The Three Failure Modes
Before closing, here are three patterns we see that consistently underperform in LLM citation:
- Thin content behind a paywall. LLMs cannot crawl what they cannot see. If your best content is gated, it will not be cited.
- Heavy client-side rendering with no server-rendered fallback. AI crawlers are getting better at JavaScript, but most still read server-rendered HTML preferentially. If your site ships an empty shell to bots, you are invisible.
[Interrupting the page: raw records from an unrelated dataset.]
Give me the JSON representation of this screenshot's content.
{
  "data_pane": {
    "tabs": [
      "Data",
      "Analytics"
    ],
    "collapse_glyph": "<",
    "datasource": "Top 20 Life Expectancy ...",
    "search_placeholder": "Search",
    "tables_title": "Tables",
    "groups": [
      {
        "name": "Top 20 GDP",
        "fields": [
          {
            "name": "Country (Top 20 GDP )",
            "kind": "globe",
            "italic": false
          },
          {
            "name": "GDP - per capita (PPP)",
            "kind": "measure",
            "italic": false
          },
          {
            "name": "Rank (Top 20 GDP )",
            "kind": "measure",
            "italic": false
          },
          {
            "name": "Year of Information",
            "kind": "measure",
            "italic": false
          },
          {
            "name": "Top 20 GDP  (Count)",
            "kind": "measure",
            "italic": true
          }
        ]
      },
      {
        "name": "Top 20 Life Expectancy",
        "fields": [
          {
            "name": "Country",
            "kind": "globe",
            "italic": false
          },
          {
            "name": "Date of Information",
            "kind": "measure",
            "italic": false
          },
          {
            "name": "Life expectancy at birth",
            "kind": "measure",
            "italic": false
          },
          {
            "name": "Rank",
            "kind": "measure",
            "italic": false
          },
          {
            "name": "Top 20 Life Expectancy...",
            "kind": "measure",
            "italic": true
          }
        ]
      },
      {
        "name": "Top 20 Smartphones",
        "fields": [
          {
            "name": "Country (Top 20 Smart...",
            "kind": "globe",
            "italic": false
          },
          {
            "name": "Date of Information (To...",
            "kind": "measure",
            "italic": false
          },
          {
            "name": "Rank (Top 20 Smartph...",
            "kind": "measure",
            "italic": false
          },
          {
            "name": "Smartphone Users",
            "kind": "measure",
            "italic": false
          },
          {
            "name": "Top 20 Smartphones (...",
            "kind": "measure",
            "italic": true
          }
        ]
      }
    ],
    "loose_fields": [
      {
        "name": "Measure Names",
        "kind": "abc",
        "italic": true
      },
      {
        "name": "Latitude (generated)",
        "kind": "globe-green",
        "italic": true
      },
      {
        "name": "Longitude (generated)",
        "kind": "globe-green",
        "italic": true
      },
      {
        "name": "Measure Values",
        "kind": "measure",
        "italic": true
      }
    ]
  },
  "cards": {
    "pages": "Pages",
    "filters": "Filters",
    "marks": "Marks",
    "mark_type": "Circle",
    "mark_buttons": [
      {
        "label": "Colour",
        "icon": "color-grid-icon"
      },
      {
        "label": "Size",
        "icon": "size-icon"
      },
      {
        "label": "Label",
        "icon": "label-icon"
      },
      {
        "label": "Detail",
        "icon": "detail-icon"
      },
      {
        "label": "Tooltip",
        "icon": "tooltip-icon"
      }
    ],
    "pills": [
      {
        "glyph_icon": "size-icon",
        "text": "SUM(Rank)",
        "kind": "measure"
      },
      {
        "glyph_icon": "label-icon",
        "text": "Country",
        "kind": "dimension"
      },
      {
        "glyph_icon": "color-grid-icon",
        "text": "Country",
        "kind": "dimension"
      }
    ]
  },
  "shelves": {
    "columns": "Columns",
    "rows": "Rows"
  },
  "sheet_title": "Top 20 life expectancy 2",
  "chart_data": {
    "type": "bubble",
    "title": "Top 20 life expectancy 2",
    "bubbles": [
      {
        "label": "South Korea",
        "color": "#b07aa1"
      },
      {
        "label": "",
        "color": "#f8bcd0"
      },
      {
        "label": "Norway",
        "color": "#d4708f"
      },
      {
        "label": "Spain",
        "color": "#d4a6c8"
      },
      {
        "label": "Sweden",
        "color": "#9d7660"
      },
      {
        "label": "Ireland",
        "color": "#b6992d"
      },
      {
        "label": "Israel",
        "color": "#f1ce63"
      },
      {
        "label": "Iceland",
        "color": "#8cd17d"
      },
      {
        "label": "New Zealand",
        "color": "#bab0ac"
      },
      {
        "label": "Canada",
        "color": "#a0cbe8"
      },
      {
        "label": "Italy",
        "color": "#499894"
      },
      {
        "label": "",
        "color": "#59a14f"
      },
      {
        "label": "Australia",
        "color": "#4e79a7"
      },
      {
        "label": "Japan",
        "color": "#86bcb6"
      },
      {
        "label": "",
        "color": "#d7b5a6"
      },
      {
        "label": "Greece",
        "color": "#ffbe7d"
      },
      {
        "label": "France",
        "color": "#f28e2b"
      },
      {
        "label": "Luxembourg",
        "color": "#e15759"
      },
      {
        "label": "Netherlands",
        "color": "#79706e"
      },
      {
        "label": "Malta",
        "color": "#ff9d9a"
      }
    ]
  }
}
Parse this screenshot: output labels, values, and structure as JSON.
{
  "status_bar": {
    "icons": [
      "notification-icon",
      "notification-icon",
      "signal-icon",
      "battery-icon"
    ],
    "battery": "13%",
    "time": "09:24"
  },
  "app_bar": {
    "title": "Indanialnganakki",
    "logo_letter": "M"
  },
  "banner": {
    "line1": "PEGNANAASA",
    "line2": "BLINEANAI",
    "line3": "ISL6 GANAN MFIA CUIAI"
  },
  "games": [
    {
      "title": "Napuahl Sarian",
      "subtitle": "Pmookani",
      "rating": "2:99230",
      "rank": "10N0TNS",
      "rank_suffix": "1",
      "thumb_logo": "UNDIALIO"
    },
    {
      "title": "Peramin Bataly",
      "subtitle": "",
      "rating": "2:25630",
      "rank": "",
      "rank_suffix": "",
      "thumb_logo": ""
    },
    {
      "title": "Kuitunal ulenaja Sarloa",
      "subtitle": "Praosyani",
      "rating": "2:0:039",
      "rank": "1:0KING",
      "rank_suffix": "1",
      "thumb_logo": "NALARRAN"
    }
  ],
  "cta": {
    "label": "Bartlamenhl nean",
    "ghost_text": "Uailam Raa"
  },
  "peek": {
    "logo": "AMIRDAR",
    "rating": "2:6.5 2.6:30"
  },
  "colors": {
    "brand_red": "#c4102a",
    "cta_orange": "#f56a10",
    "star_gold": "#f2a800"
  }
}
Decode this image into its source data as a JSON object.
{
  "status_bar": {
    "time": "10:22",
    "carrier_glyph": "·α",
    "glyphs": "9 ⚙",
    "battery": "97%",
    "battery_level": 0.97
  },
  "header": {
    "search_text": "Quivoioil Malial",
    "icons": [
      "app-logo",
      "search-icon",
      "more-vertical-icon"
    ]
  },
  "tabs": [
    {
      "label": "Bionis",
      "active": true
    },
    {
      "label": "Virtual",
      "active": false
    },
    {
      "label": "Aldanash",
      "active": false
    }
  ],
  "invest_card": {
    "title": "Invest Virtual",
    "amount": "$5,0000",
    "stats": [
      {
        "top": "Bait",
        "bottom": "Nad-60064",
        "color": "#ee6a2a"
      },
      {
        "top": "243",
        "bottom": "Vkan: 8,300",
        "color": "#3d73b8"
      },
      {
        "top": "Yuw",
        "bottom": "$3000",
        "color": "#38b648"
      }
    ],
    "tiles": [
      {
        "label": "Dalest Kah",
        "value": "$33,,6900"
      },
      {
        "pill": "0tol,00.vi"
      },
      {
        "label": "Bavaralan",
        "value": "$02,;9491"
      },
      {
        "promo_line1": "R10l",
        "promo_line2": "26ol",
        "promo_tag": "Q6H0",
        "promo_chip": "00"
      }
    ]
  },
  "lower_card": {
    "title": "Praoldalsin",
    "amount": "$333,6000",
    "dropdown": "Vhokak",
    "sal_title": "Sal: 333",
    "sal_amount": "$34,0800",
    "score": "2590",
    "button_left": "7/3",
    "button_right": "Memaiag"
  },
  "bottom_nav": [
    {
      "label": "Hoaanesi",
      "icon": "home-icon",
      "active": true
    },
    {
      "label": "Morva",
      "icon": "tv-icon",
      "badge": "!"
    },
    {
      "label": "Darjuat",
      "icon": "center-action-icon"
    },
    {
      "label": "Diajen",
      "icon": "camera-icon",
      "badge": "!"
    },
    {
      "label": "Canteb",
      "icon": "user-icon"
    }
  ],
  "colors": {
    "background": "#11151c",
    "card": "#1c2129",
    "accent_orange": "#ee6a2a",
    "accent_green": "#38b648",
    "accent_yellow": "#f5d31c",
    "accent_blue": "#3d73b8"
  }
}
- Over-optimised keyword-stuffed copy. LLMs have been trained on piles of spammy SEO content. They pattern-match it and down-weight. Ironically, writing for humans performs better than writing for SEO bots.
Run a GEO Audit on Your Site
SocialScript's free SEO audit at socialscript.in/seo-audit now checks for several GEO-adjacent signals: canonical tags, FAQ schema, llms.txt presence, Article schema, publishing freshness, heading structure, and mobile readability. It takes under 90 seconds and the report includes a prioritised fix list. If you are serious about showing up in AI answers over the next twelve months, start with that — the foundation is the same as classical SEO, and the audit will surface whatever is broken.
Generative Engine Optimisation is SEO for a world where the index is an LLM. The core discipline — writing specific, structured, authoritative, well-sourced content for humans — is unchanged. What is changing is that your readers are increasingly delegating their search to an AI, and the AI's taste is slightly different from Google's. Optimising for both at once is the work of the next three years. The agencies that figure it out first will win the next growth cycle. The agencies that wait will spend it chasing a ranking system that is already fading.